Example: Having a phone number on your website with the area code of Chicago will help in local results... but NOT in the general results. Same with address, yellow book listing and so forth.
Results Speed
Currently (as of 10/06/09) Google is beta testing "caffeine" The main highlight of this engine build is that it returns results in almost half the time. Although you may not consider Google to be slow now... speeding up an algorithm is important when millions of searches happen every hour.
Reducing Spam Listings
We have all found experienced a search that was riddled with spam. The new release of Google Caffeine http://www2.sandbox.google.com/ is a good example. Over the last 10+ one of the largest battles online has been between Search Engine Optimizers and Search Engines. Gaming google (and other engines) is highly profitable and what Google spends most of its time combating.
A good example is again the new release of Google Caffeine. So far my research and also a few others in the SEO field are finding this to be the first build in over 5 years to put more weight on Onsite elements (such as keywords, internal site linking, etc) than prior builds. Before this, each "release" seemed to favor inbound links more and more... this is the first to take a step back towards "content".
Ways to test an algorythm.
Compare two builds of the same engine. This is currently possible by comparing Caffeine (see link above or google, google caffeine) and the current Google.
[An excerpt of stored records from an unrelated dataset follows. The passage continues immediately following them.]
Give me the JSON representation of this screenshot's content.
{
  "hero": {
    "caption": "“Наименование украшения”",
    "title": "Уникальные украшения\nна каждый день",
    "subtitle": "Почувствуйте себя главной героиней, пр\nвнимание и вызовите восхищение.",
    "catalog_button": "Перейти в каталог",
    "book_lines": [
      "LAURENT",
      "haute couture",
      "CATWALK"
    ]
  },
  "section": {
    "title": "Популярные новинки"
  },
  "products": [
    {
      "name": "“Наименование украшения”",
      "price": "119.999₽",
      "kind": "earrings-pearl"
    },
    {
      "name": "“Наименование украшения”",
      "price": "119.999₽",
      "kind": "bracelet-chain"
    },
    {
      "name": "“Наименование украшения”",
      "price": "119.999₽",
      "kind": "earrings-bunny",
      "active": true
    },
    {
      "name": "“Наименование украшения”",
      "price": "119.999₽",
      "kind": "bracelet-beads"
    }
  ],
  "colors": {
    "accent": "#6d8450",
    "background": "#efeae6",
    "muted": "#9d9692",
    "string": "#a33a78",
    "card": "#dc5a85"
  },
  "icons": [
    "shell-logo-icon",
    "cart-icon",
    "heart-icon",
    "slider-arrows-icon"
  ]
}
Compare local results in different regions. Try finding search terms like web design, that return local results without a local keyword modifier. Then, use a proxy (found via google) to search from various locations. You will want to make sure you know the proxies location (find a site on google that will tell your your IP address geo IP zipcode or city). Then you can see how different regions return different results.
Warning... DONT pick the term locksmith... and be wary of any terms that when returning result, have LOTS of spammy listings.. Google local is fairly easy to spam, especially in competitive markets.
Do as mentioned in a prior answer, compare how many "click backs" users require to find a result. You should know, currently, no major engines use "bounce rates" as indicators of sites accuracy. This is PROBABLY because it would be EASY to make it look like your result has a bounce rate in the 4-8% range without actually having one that low... in other words it would be easy to game.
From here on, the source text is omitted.